An ironic fate for an immortal, but a perfectly possible one.
“Then, do we intend to simply ignore this?” Eculay advanced the critical question.
It was the default option. All of them calculated out the probabilities and while they came up with eight different numbers, they were universally tiny. Against this they knew any sort of action, any attempt to exert influence in the Ruined Wastes, carried significant risks, potentially far worse. Despite this, such a blithe approach was not the natural inclination of meddling immortals.
Everyone looked to Iay, but their eldest sister, as usual, said nothing.
Itinay sensed, in this lack of direction, a moment she had suspected might come had finally arrived. “One thing has changed. We now have an agent able to act beyond this land's boundaries at negligible risk. I propose fostering and using this asset to remove any remaining risk of Scoria Scorn.”
“He is a long ways from ready, however laudable his performance on his assigned task during this incursion,” Ohlay cautioned with great swiftness.
It was not really an objection. They all knew that much. “We have centuries, at least.” Itinay conceded deftly. “But I believe this path suffices to secure against future risks.”
To her surprise, Neay, otherwise deeply supportive of Qing Liao, shook her head firmly. “Until he surpasses the first tribulation, that young man is nothing more than a tool. He is not a proper resource of the sect.”

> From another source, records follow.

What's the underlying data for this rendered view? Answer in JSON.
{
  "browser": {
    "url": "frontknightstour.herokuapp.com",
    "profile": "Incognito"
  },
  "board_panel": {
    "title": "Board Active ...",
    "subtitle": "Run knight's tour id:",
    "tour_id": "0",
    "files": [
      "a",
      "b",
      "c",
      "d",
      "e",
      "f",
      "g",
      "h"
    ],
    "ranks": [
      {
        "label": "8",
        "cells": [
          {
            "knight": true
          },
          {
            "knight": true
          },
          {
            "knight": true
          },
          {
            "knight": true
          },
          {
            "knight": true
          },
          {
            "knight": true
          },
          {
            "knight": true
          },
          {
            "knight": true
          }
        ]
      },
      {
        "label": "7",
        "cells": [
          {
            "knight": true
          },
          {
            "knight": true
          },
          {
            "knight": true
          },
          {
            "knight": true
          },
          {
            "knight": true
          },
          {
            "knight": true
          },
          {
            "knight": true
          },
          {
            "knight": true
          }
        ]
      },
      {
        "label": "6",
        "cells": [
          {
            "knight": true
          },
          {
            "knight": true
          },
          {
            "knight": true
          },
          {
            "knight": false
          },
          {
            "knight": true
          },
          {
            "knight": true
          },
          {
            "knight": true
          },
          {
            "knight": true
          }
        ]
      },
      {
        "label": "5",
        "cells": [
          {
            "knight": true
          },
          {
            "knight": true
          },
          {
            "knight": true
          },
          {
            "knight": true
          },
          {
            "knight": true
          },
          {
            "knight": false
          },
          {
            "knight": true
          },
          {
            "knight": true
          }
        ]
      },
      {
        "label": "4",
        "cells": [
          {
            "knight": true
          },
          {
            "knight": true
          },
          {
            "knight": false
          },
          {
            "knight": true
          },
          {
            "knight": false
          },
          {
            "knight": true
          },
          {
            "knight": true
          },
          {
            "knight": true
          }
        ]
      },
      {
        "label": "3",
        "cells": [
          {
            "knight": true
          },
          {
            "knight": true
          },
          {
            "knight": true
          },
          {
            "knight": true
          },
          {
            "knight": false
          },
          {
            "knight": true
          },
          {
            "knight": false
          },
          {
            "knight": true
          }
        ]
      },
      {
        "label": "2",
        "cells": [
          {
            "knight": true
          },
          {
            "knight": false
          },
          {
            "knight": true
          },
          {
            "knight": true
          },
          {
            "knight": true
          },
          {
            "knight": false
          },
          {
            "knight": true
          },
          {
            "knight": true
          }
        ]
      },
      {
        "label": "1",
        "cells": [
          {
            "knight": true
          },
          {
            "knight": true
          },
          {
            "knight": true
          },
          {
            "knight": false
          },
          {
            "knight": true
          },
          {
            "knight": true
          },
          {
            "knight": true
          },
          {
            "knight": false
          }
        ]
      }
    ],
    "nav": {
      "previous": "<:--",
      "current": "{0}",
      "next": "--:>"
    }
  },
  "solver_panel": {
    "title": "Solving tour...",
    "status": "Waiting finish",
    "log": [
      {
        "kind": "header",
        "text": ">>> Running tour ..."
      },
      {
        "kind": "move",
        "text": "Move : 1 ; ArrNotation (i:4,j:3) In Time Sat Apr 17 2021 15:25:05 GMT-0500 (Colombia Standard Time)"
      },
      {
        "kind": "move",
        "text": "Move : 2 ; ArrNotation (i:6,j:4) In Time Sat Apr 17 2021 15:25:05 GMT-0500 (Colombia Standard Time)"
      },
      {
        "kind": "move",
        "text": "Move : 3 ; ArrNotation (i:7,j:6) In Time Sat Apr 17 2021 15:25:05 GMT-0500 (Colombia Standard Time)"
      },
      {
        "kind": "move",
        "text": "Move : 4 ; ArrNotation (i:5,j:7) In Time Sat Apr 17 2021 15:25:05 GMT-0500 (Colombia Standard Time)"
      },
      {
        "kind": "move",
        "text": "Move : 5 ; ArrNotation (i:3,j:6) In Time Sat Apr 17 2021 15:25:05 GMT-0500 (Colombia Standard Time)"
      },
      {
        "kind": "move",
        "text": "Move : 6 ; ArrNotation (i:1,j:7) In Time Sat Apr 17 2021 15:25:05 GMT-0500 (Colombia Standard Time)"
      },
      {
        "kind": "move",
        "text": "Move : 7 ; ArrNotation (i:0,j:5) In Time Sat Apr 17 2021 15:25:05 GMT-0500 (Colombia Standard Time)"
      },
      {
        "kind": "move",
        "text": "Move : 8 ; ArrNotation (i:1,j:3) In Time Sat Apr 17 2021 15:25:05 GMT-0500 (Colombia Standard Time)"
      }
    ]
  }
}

Though Itinay did not agree with this statement, she acknowledge that an initiate was too weak to achieve much. As a disciple he would be capable. She could wait until then to push for the proper utilize of the young man his peculiar gifts. It would be decades at least, perhaps a century or two. The shape of the council would be different then. She found no need to press the issue at all. Having already laid the path out, she could wait to convince the others to walk it. “You have other measures in mind?” she questioned instead.
The answer, in a convenient accommodation of her desires, moved away from the question of Qing Liao entirely. “Three demonic cultivators, but only a half million demons,” her sister pivoted easily. “The lowest ratio so far, and following long-recognized trends. I believe the old predictions are correct, and time has finally turned to our advantage, the enemy's numbers have begun to fall precipitously. This victory, additionally, with its low casualties, means the sect will face the next attack with great numbers than ever. I believe that we can, and should, reorient and restructure the defensive arrays accordingly.”

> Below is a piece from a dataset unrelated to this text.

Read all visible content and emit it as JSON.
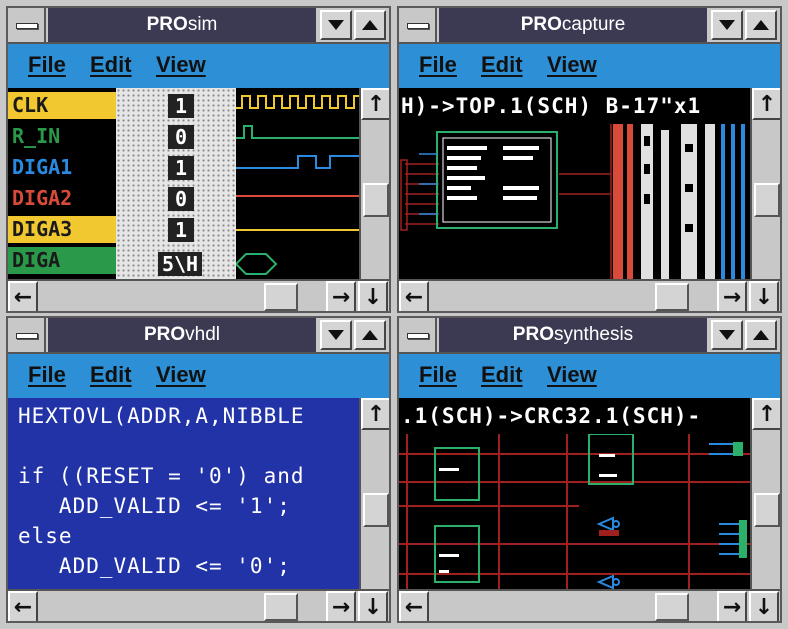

It was a good suggestion, and one that could make real differences upon the margins. Itinay was only too happy to have the discussion drift to such spaces. She let her sisters debate resource allocation, prioritization, and targeting. Her belief in the ability of such small tweaks to effect change eroded down to nothing long ago.
Instead, she considered very carefully the young man whose actions had won them this great, if flawed, victory. He remained an incompletely solved puzzle. No certainty existed as to whether or not he would offer all she hoped for, all that was necessary. It worried her, those doubts, especially at the moment.
Itinay's initial impression regarding the escape of Scoria Scorn had been clear; a great disaster upon them. The dao rarely offered such clear omens, and she had learned to trust them in her long life. The only one who could avert that agent, in lands far beyond the boundaries of Mother's Gift, was Qing Liao.
She could only trust in the youth, a gamble she despised.